Your humble Legal Pad reporter received a jury summons earlier this month, and jury duty was set to begin this week. So this past weekend I did what any young San Franciscan looking to scope out the scene would do -- I Yelped jury duty.
As it turns out, jury duty in San Francisco has fans: it’s been reviewed 33 times, or 37 if you count the four reviews of “jury services.” It hasn’t garnered the same level or amount of praise as my favorite local bar, but it does have more reviews than the strip club down the street from the Civic Center Courthouse. Unfortunately, jury duty and the Market St. Cinema are both averaging two-and-a-half stars. But if the court put pole dancers in the assembly room, I’m sure they could get over that hill to a healthy three.
While I haven’t been asked to show up yet (no 12 Angry Men for me), I’ve been learning a lot from Yelp.
Warning: Salty language and Internet-quality typing, after the jump.
“Not getting picked to sit on a jury is like not getting a call back from someone you didn't really want to date in the first place,” said user Rebecca H., who gave jury duty four stars. “Before the rejection you weren't even that interested, but afterwards you feel a little confused and slightly hurt.”
A few users were actually pleased to get called.
“I must be the only person in the WORLD who loves -- LOVES, LOVES, LOVES -- jury duty,” said Cake M., who gave it five stars.

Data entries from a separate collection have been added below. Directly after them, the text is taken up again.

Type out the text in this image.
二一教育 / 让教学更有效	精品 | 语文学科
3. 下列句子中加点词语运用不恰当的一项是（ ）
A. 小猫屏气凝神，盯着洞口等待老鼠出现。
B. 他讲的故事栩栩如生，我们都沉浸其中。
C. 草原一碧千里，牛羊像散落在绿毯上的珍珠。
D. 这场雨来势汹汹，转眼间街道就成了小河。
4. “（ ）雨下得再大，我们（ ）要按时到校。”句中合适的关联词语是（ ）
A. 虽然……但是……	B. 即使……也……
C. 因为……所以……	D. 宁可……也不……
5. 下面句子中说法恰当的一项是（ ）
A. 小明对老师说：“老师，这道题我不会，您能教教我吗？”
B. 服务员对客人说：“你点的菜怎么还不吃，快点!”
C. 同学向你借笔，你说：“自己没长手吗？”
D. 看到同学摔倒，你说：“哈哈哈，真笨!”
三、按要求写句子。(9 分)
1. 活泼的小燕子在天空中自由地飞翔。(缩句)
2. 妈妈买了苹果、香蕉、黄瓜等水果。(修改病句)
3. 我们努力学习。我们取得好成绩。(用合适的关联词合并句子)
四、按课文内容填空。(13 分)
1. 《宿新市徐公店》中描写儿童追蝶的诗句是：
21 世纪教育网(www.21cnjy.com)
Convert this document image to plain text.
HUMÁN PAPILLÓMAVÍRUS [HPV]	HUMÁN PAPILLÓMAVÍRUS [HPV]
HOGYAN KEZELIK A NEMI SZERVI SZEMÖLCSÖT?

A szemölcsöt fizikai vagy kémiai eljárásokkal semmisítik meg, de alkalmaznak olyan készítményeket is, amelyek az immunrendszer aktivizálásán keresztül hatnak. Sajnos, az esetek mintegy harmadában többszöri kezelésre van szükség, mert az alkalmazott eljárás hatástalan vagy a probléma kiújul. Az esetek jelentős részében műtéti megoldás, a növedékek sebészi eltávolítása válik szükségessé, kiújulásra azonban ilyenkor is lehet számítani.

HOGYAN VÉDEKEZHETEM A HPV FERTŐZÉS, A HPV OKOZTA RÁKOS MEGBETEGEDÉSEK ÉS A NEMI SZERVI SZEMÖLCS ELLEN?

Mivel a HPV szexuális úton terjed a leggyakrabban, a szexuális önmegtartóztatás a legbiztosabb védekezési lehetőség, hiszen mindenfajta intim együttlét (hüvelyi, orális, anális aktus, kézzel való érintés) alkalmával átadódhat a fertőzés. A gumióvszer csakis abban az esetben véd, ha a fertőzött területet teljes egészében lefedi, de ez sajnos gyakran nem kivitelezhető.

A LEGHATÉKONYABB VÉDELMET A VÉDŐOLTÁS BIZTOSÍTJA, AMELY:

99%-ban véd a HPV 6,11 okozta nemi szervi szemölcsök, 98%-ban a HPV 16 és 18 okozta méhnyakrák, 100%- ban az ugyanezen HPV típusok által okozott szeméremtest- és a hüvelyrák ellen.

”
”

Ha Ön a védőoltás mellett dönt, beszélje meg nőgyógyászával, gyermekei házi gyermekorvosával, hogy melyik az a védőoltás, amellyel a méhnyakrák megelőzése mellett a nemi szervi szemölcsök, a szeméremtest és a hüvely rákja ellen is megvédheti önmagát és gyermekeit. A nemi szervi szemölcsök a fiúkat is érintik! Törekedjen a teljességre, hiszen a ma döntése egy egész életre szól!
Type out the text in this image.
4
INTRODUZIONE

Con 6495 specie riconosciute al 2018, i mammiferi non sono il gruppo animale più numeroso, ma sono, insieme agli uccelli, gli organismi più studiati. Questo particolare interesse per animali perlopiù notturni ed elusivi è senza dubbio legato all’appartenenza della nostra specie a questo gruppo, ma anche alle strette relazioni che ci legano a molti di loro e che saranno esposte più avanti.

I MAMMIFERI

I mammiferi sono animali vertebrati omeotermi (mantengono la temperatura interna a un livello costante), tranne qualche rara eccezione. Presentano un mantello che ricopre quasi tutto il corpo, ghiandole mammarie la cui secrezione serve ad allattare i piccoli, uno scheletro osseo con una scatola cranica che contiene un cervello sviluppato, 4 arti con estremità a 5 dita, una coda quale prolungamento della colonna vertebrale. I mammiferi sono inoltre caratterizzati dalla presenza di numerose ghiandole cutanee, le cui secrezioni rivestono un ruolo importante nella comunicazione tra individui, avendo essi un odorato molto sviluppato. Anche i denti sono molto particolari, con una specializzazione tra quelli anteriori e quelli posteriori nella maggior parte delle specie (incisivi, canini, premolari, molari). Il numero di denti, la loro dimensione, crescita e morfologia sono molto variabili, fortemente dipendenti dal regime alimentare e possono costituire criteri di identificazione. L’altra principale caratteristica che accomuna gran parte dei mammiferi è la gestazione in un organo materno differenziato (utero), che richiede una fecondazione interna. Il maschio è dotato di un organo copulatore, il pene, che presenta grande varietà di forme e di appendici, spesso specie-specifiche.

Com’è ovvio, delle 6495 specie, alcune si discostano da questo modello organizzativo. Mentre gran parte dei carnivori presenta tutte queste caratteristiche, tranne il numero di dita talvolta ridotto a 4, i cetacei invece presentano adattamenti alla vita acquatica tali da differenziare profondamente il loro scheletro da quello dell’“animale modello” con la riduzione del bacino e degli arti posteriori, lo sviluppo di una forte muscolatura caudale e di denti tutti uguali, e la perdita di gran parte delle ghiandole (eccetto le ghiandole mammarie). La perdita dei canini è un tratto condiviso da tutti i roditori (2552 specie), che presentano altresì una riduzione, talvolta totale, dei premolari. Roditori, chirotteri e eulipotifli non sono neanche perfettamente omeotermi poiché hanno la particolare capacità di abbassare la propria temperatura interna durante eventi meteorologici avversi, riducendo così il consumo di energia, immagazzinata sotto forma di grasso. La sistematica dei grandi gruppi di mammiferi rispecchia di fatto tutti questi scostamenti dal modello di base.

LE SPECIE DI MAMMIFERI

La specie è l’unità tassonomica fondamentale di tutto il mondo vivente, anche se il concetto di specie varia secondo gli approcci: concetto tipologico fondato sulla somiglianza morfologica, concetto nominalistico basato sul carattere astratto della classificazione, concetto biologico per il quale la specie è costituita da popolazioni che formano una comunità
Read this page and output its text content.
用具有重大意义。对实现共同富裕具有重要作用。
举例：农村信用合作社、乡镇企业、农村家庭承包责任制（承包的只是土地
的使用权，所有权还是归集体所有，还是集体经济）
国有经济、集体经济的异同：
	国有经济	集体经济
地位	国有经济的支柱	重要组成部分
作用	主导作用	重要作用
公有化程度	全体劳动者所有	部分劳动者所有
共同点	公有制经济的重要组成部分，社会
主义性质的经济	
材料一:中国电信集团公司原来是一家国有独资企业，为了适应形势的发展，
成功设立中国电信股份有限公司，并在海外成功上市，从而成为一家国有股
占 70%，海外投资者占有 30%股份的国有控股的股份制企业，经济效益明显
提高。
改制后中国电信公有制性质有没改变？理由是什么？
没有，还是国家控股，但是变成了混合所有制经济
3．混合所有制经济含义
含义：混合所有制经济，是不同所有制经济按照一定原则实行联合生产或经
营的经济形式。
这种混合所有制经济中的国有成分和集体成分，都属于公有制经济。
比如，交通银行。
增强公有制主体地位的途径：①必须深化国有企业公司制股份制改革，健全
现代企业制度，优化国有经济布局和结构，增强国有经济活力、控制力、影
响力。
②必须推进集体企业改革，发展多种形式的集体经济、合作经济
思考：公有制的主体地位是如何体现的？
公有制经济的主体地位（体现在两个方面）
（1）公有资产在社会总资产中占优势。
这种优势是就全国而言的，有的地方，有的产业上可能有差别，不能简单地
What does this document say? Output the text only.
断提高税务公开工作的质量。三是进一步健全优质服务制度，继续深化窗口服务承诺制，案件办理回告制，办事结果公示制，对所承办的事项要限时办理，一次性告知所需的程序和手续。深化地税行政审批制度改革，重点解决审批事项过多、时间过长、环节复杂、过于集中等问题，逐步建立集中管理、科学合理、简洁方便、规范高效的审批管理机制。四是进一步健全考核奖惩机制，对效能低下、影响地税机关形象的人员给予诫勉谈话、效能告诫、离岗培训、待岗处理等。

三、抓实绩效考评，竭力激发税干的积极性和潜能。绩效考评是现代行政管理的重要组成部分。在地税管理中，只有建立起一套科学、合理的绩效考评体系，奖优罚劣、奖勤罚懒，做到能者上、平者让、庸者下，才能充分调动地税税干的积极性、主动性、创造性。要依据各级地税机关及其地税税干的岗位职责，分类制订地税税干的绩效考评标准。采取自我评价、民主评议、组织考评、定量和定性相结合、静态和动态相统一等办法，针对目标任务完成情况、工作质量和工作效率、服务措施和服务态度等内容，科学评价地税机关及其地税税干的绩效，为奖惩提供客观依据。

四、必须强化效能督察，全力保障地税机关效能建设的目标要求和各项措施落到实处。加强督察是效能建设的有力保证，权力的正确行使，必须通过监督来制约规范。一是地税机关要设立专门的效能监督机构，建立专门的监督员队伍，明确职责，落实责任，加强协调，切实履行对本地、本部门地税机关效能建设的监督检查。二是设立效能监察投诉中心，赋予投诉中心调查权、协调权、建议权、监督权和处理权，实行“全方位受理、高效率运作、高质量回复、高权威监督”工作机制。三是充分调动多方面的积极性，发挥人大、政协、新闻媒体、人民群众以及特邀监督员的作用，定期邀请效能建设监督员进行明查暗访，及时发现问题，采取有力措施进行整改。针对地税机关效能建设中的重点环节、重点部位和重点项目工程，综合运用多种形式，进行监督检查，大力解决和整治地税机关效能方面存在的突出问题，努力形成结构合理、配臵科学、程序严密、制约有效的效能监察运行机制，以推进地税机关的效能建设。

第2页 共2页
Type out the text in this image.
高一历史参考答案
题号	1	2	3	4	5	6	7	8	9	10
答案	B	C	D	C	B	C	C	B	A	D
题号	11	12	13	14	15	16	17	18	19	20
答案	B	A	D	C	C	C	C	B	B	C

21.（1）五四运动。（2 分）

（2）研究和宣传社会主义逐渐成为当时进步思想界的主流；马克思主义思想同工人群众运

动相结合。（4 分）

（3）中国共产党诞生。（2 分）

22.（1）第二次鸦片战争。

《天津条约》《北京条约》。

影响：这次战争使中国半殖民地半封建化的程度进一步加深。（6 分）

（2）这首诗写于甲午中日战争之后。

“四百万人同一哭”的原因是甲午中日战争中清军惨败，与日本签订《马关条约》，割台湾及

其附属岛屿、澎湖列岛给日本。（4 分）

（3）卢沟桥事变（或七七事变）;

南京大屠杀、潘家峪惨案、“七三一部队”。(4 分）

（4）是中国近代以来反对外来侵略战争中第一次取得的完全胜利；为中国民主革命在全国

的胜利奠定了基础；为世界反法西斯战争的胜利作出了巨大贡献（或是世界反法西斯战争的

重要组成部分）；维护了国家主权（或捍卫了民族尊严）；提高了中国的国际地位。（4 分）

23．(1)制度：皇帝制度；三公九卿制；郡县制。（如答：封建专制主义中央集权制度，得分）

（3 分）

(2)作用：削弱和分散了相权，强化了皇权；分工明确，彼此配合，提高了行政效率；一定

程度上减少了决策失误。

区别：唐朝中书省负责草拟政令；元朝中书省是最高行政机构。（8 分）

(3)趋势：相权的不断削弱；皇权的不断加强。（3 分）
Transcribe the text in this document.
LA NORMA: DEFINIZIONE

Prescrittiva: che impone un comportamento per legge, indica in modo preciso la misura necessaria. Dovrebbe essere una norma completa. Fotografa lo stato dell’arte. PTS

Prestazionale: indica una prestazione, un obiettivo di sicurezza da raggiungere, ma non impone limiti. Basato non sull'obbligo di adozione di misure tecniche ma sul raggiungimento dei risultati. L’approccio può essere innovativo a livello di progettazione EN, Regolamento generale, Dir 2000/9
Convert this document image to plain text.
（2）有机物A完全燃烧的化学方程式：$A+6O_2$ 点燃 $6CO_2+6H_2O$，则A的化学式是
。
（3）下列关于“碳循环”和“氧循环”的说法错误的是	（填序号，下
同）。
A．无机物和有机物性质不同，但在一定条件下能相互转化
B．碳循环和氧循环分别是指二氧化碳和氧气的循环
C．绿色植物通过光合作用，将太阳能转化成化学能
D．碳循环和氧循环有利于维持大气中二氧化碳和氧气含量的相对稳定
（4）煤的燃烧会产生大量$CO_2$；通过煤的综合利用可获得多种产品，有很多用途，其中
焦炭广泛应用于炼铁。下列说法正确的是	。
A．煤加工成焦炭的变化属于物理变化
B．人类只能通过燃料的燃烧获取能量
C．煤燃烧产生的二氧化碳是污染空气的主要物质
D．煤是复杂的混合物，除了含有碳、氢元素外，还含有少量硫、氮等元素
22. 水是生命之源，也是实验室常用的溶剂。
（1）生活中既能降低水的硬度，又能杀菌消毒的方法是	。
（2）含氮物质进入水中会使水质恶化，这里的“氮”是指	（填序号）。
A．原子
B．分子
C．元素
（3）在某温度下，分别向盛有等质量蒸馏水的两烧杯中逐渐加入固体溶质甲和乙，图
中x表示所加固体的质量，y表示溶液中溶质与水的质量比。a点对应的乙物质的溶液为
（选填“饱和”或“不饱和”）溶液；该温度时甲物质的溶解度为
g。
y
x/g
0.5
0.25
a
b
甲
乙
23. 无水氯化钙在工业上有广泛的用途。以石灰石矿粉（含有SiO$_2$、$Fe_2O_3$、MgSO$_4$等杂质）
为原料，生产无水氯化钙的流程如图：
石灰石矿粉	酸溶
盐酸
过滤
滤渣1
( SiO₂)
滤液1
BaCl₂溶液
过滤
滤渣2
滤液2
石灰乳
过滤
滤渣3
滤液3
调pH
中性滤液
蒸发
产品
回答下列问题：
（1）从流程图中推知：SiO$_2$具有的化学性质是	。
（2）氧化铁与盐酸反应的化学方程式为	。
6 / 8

But the majority seemed pretty peeved with being forced to wait all day, or with being asked to show up in the first place. “I can't believe those fuckers fucking got me again. Three jury summons in 4 years. This is fucking unreal,” said Poochie M., who gave jury duty one star.
Reviewer Carol Y., despite acknowledging that jury service was her “duty as a citizen,” couldn’t stand all those damned delays.
“today, i arrived 20 minutes early before 1:30pm because the judge insist that we come early and on time but you know what? the court room didn't open until 1:40pm. but thats the not most annoying part of jury duty -- ROLL CALL. yes, ROLL CALL. its like high school all over again. 120 names call alphabetic order for the next 15 minutes,” she said.
Still, everyone seemed to agree that there was some excitement to be had in the human “drama” of a trial.
“This woman is a passenger in a car that gets rear ended by another car doing 5 miles per hour…[she] couldn't even get the driver of the car, her supposed friend, to appear in court on her behalf,” Poochie M. wrote. “The defendant was an honest European immigrant who moved to the U.S. to start a business and a new life, and he gets his ass sued for a 5 mile/hour accident. UNREAL. Doesn't anybody screen these cases? Judge Judy would have settled this shit in 30 minutes, WITH commercials.”